Other suggested measures include requiring baggage fees to more closely reflect the costs incurred for providing the service; requiring airlines to refund fees for any bags delayed more than six hours on a domestic flight; and charging passengers who request a flight change according to the time available for the airline to fill the seat.
But the lobbying group Airlines for America released a statement that said airlines — which already are required to prominently display their fee schedules on their websites — comprise one of the most transparent industries when it comes to pricing.
“The fact that a record number of people are traveling this summer further demonstrates that customers always know what they are buying before they purchase,” the statement said. “Airfare remains a bargain, and costs considerably less and air service is far more plentiful than it was when the government last dictated pricing.”
In 1978, the government ceded most of its industry oversight — except in areas of safety — through the Airline Deregulation Act.
Blumenthal said airlines are currently required to publicly report only baggage fees and change/cancellation fees. Based on the country’s top ten largest airlines, the report cited a 7.4 percent increase in revenue — $112 million — from those fees between the first quarter of 2014 and the first quarter of 2015.
The Bureau of Transportation Statistics said baggage fees alone amounted to $3.5 billion across all the airlines last year.

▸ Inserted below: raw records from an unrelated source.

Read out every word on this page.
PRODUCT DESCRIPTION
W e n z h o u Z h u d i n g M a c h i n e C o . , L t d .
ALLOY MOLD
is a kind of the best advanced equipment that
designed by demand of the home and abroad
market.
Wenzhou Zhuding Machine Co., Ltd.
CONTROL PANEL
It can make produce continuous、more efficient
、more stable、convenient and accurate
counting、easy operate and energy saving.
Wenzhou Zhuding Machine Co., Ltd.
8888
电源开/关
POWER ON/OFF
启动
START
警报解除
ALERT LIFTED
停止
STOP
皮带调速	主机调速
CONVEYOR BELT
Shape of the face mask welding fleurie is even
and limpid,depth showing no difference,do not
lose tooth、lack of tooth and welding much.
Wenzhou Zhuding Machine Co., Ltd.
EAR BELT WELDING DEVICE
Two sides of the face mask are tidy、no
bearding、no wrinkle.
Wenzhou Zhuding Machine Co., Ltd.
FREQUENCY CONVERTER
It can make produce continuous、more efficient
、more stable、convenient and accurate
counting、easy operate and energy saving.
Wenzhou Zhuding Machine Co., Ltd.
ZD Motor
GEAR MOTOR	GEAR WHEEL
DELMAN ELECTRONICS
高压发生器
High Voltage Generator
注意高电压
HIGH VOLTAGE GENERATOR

The report said the three largest airlines — Delta, United, and American — would not provide congressional staffers with revenue numbers over the past three years for preferred seats, priority boarding, Wi-Fi passes, advanced seat selection, and trip insurance.
Blumenthal said that kind of reporting would give him a better idea how much money companies are saving in excise taxes each year by using add-on fees instead of fare increases.
“If you’re charged for upgrading within the economy class to economy plus, there’s no excise tax. If you upgrade from one class to another, there is an excise tax,” he said.
The use of preferred seating or priority boarding to upgrade is “a means in effect of tax avoidance,” he said.
Evan Preston, director of the consumer advocacy group ConnPIRG, pointed to the lack of competition in the airline industry as one of the biggest concerns for travelers. He said a business model based on inflated fees raises questions about how to “set the right market incentives for pro-consumer products and pro-consumer policies.”